Similarly, the majority disagreed with the Superior Court's conclusion that the prosecutor's comments during closing arguments made a new trial necessary. It agreed with Lambert that “[t]here is no point in redacting and sanitizing otherwise inculpatory statements of a non-testifying codefendant, to facilitate a joint trial, if that protective measure approved by the [U.S. Supreme] Court to comport with the Confrontation Clause could be deliberately and directly undone by lawyer commentary.” Id. at 159. And the majority stressed that it did “not condone the prosecutor's misstatement.” Id. at 160. However, it relied on the U.S. Supreme Court's decision in Frazier v. Cupp, 394 U.S. 731, 89 S.Ct. 1420, 22 L.Ed.2d 684 (1969), to conclude that the trial judge's instructions about how the confession could (and could not be) used were sufficient and that a new trial was not necessary. We discuss Frazier, as well as the majority's reliance on it, in detail in Parts III and IV of this opinion.

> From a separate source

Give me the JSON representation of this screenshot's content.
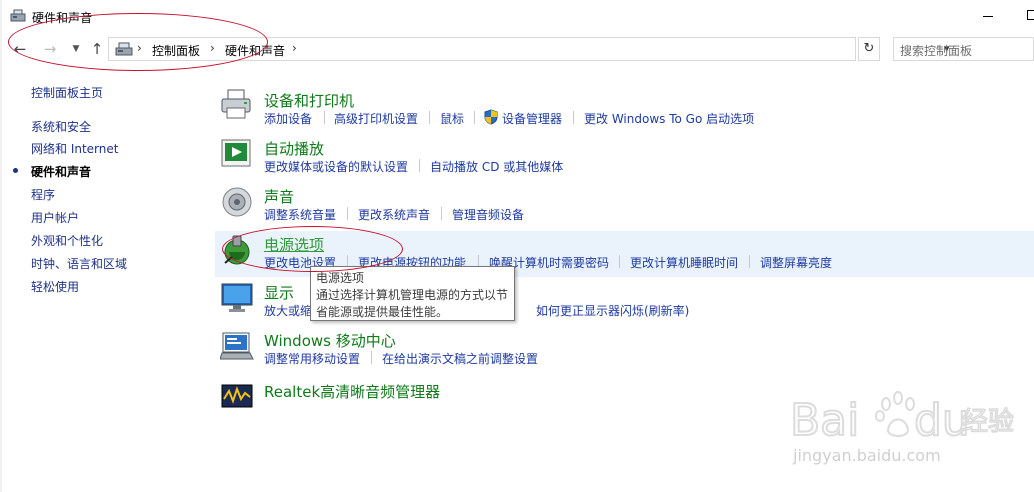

In a dissent joined by then-Chief Justice Cappy, Justice Baer wrote that the comments during closing arguments violated the Confrontation Clause and that the jury should be considered incapable of following the instructions not to use the confession against Lambert. He wrote that a “defendant is ․ deprived of his rights under the Confrontation Clause if an otherwise effective redaction is corrupted by a prosecutor's comment[s].” Brown, 925 A.2d at 164 (Baer, J., dissenting). He noted that under Bruton Lambert would have gotten a new trial (and the limiting instructions would have been considered inadequate) if Garcia's confession had been read to the jury without redactions. Justice Baer concluded that it would be anomalous to reach a different result when a prosecutor undoes a redaction by revealing the identity of the person whose name was removed. He admonished that “this Court should not admit a violation of the fundamental right of confrontation and cross-examination by means of a back-door revelation, when Bruton so carefully guards the front door.” Id. at 166.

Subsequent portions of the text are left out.